By Kristi Casey Sanders

Theater lovers are in for a special treat this month. Jennifer Holliday is reprising the role of Effie in Theater of the Stars’ production of Dreamgirls , possibly for the last time. And the show only is playing Atlanta.

When the show premiered on Broadway 26 years ago, Holliday’s performance garnered a Tony Award for Best Actress in a Musical; for her recording of Effie’s show-stopping number “And I Am Telling You I Am Not Going,” Holliday won a Grammy Award.

Dreamgirls wasn’t Holliday’s first show. She made her Broadway debut in Arms Too Short To Box With God , and had been working on Broadway and touring with that show for two years before she was asked to join the Dreamgirls workshop, replacing Nell Carter, at age 19.

“I didn’t land the role of Effie,” Holliday says. “I created the role. I was on Broadway in Arms Too Short To Box With God and they were workshopping a musical that was going to become Dreamgirls . But at that time, Dreamgirls had no title, no set form, no set characters. They knew they were going to have a character (which turned into) Effie, but she was not going to be a character present throughout the whole show, she was going to die at the end of Act One.”

Dreamgirls
began to take shape under the direction of Michael Bennett, who came on board as the show ramped up for Broadway.

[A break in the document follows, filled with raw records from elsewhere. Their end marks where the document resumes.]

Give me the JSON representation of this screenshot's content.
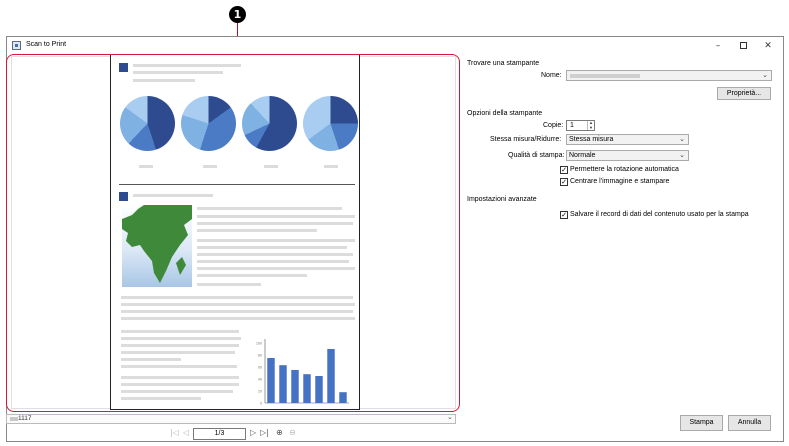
{
  "callout": {
    "number": "1"
  },
  "window": {
    "title": "Scan to Print",
    "minimize": "–",
    "close": "✕"
  },
  "preview": {
    "chart_data": {
      "type": "bar",
      "values": [
        75,
        63,
        55,
        48,
        45,
        90,
        18
      ],
      "ylim": [
        0,
        100
      ],
      "tick_labels": [
        "100",
        "80",
        "60",
        "40",
        "20",
        "0"
      ]
    }
  },
  "bottom": {
    "file_label": "1117",
    "page_field": "1/3"
  },
  "nav": {
    "first": "|◁",
    "prev": "◁",
    "next": "▷",
    "last": "▷|",
    "zoom_in": "⊕",
    "zoom_out": "⊖"
  },
  "printer": {
    "section_title": "Trovare una stampante",
    "name_label": "Nome:",
    "properties_button": "Proprietà..."
  },
  "options": {
    "section_title": "Opzioni della stampante",
    "copies_label": "Copie:",
    "copies_value": "1",
    "scale_label": "Stessa misura/Ridurre:",
    "scale_value": "Stessa misura",
    "quality_label": "Qualità di stampa:",
    "quality_value": "Normale",
    "auto_rotate_label": "Permettere la rotazione automatica",
    "center_label": "Centrare l'immagine e stampare"
  },
  "advanced": {
    "section_title": "Impostazioni avanzate",
    "save_record_label": "Salvare il record di dati del contenuto usato per la stampa"
  },
  "buttons": {
    "print": "Stampa",
    "cancel": "Annulla"
  },
  "icons": {
    "check": "✓",
    "chevron": "⌄",
    "spin_up": "▲",
    "spin_down": "▼"
  }
}
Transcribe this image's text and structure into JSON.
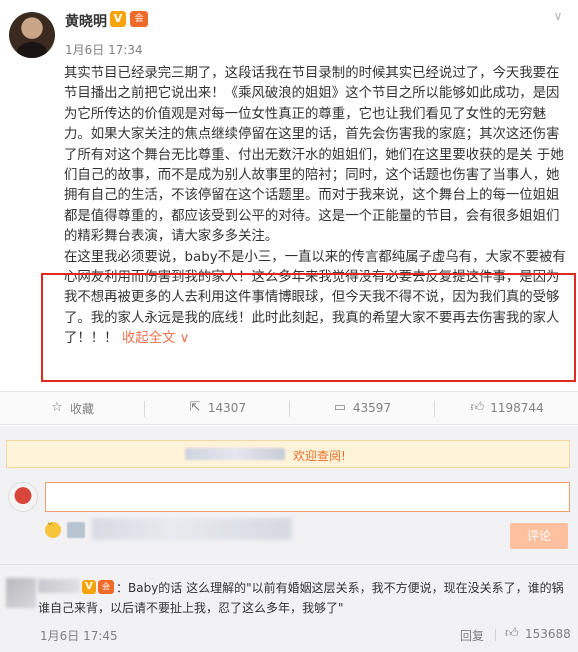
{
  "post": {
    "author": "黄晓明",
    "badge_v": "V",
    "badge_member": "会",
    "time": "1月6日 17:34",
    "menu_icon": "chevron-down-icon",
    "paragraph_1": "其实节目已经录完三期了，这段话我在节目录制的时候其实已经说过了，今天我要在节目播出之前把它说出来！《乘风破浪的姐姐》这个节目之所以能够如此成功，是因为它所传达的价值观是对每一位女性真正的尊重，它也让我们看见了女性的无穷魅力。如果大家关注的焦点继续停留在这里的话，首先会伤害我的家庭；其次这还伤害了所有对这个舞台无比尊重、付出无数汗水的姐姐们，她们在这里要收获的是关 于她们自己的故事，而不是成为别人故事里的陪衬；同时，这个话题也伤害了当事人，她拥有自己的生活，不该停留在这个话题里。而对于我来说，这个舞台上的每一位姐姐都是值得尊重的，都应该受到公平的对待。这是一个正能量的节目，会有很多姐姐们的精彩舞台表演，请大家多多关注。",
    "paragraph_2": "在这里我必须要说，baby不是小三，一直以来的传言都纯属子虚乌有，大家不要被有心网友利用而伤害到我的家人！这么多年来我觉得没有必要去反复提这件事，是因为我不想再被更多的人去利用这件事情博眼球，但今天我不得不说，因为我们真的受够了。我的家人永远是我的底线！此时此刻起，我真的希望大家不要再去伤害我的家人了！！！",
    "collapse_label": "收起全文 ∨"
  },
  "actions": {
    "favorite_label": "收藏",
    "repost_count": "14307",
    "comment_count": "43597",
    "like_count": "1198744"
  },
  "comment_box": {
    "notice_text": "欢迎查阅!",
    "submit_label": "评论"
  },
  "reply": {
    "badge_v": "V",
    "badge_member": "会",
    "text_line1": "：Baby的话 这么理解的\"以前有婚姻这层关系，我不方便说，现在没关系了，谁的锅",
    "text_line2": "谁自己来背，以后请不要扯上我，忍了这么多年，我够了\"",
    "time": "1月6日 17:45",
    "reply_label": "回复",
    "like_count": "153688"
  },
  "colors": {
    "accent": "#eb7350",
    "highlight_border": "#e02a20",
    "badge_v": "#f7a40a"
  }
}
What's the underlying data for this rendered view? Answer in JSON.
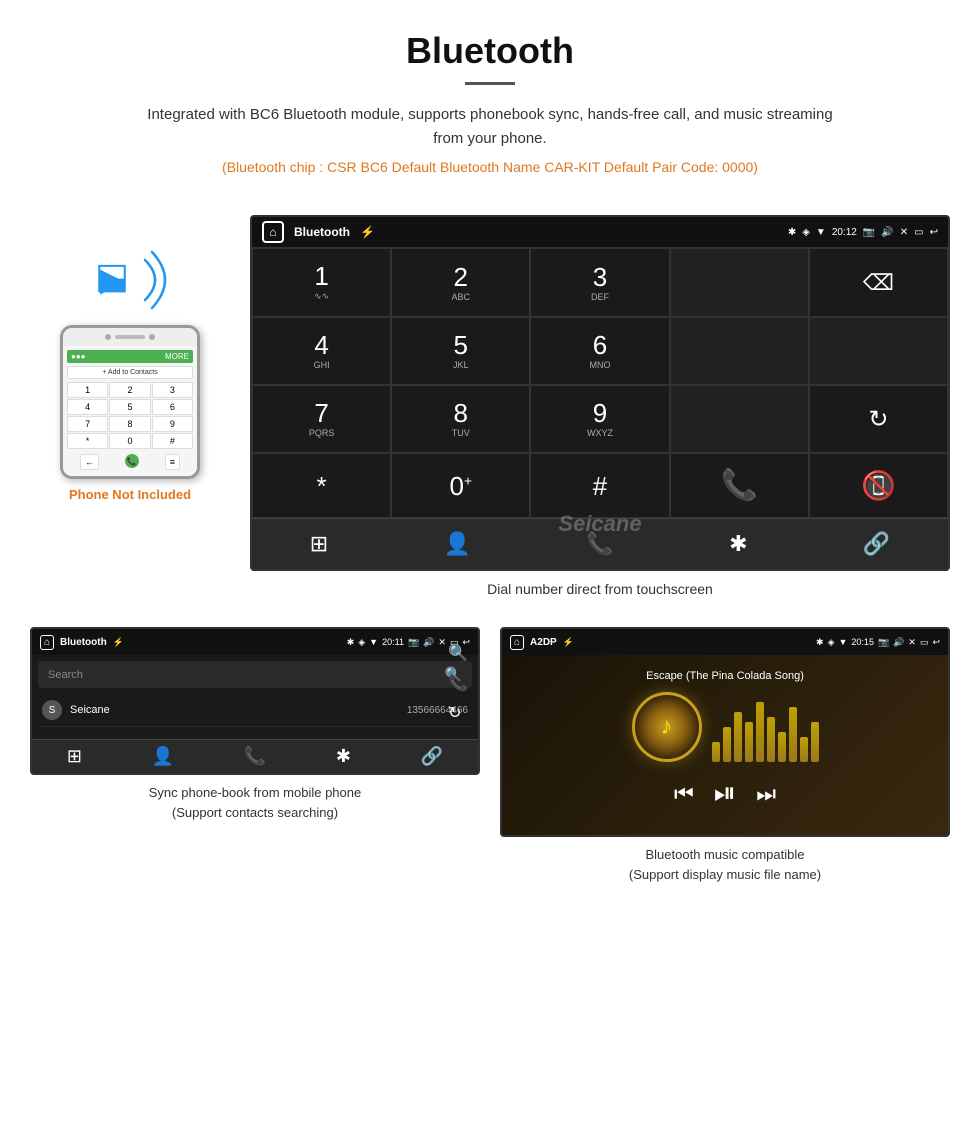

Fresh from the success of A Chorus Line , Bennett was considered by many to be the reigning King of Broadway.

“Everything changed,” Holliday remembers. “He began to work with me personally about what Effie’s role in the show would be. He wanted her to die, too. He said, ‘There are no stars in my shows. I do ensemble pieces.’” Unhappy with the role, Holliday left the show during its workshop phase. Bennett convinced her to come back and had the second act rewritten.

“It was my decision for her to live, but he had to approve it,” Holliday says. “Effie became a winner; not only in the music career, but more of a winner in life.

“I don’t know anything at that age that could have given me the wisdom, the knowledge to know that that’s how it had to be, so I don’t claim wisdom or knowledge; I didn’t have it,” she adds. “To say to him, ‘If it’s not this way, then I’m not going to do it,’ which I did, and the fact that he gave in … if I was older, I wouldn’t have fought so hard. Because I think the older you get, the more of a coward you become.”

Holliday was 21 when the show opened on Broadway, and it launched her career. The popularity of the 2006 movie Dreamgirls , which won its Effie (Jennifer Hudson) an Oscar for Best Supporting Actress, proves the role still resonates with audiences.

Holliday says the success of the movie is the main reason she wanted to do the play one more time. “I’d like people to see the original. … The movie was quite different from the play. The play had a lot more heart and much more excitement. And it was much shorter than the movie.”

The character of Effie in the stage version also is very different from her movie counterpart. “I think [the play’s] Effie is more of a woman in love, a woman who is rejected, which is the underlying passion for my long song ‘And I Am Telling You I Am Not Going,’” Holliday points out. “The movie portrayal of Effie is more career-driven, and it gives her an angrier edge. It’s not about the love story; you don’t really see that. And they added new scenes where she’s like, ‘Listen to my new song’ and ‘When am I gonna get a record?’ In the show she’s more like, ‘I’ve met this man and I’ve fallen in love, and if I sing, that’s fine, but I really want to be with him.’”

The movie’s success also has created an interesting quandary for Holliday, who says she feels her career has been given a second wind. “Going through this period of being discovered and rediscovered has given me some great motivation to at least entertain some things as to what I would and would not do. … Because of the movie I have a lot of options, and that’s part of the problem. But it’s a good problem to have,” she laughs.

Dreamgirls plays The Fabulous Fox Theatre July 19-29.